We won that day and, although Andy didn’t score on his debut, he got off the mark in the next game when he bagged 1-1 in a match in which we lost by a point to Laois at Ballinrobe.
Andy made his Championship debut at senior level in 2004 and he did so over at Gaelic Park against New York. He was used exclusively as a sub that summer, when John Maughan’s team made it all the way to the All-Ireland final. That included an appearance off the bench in the final itself, where Andy replaced Conor Mortimer and bagged his first score – a point – in an All-Ireland decider.
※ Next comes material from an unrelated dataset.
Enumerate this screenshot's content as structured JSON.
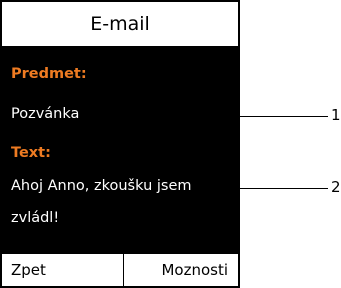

But that game ended in defeat. As well as the 2004 final, Andy also featured in the lost deciders of 2006, 2013, 2016 and 2017. He would undoubtedly have played in the 2012 final too, only for the cruciate injury he picked up that summer in the quarter-final against Down. What a difference his presence would have made were he to have been okay to play against Donegal. What a particularly cruel what-might-have-been that was.
It was six years before then that Andy first came to national prominence. After our shock victory over Dublin in the 2006 All-Ireland semi-final, it was revealed that, as he was being readied to come on in the second half, Andy promised manager Mickey Moran that he’d get the goal the Derry man was imploring him to conjur up. He did too, as we stormed back from seven down to win that classic encounter by a point.
Andy’s infectious smile after scoring the goal was only overshadowed that day by Ciaran MacDonald’s outrageous winning point. But Andy’s persona – as a happy-go-lucky, bubbly, positive character – was already clear for all to see. It’s one Mayo supporters have come to cherish down the years since then.
There are so many moments to pick out from his long, illustrious career for the county. Here are two of my favourites.
The first came late on in the Connacht Championship quarter-final against Galway in Salthill in 2013. We’d already whipped them mercilessly into submission when, in the closing stages, Andy was sprung from the bench to make his first appearance since he’d sustained the cruciate injury the previous summer. And he only went and did this.
The second was also a goal, this time from his second All-Star season in 2017. When this one went in against Kerry, it was the moment that it began to dawn on many of us that Andy was now in pole position to be crowned Footballer of the Year as well. What a goal it was (it’s a minute into this highlights clip).
But now it’s over. Time stands still for none of us, not even the wonderful, irrepressible Andy Moran. Of course he shouldn’t be retiring without an All-Ireland medal but none of us – least of all Andy – needs telling just how cruel sport can be.
But Andy retires as one of the truly great players to have worn the Mayo jersey. Those of us who have seen him ply his trade for the county all these years are lucky to have done so. I’m not alone in knowing that these are memories to be treasured.
So farewell then, Andy Moran. You leave the stage with huge thanks from Mayo fans everywhere for all your efforts down the years in an era like no other to be following this great team of ours. Like you said yourself, we were all in it together at a time when you were so often leading the charge for us. And what a time it was. Thanks for the memories, Andy.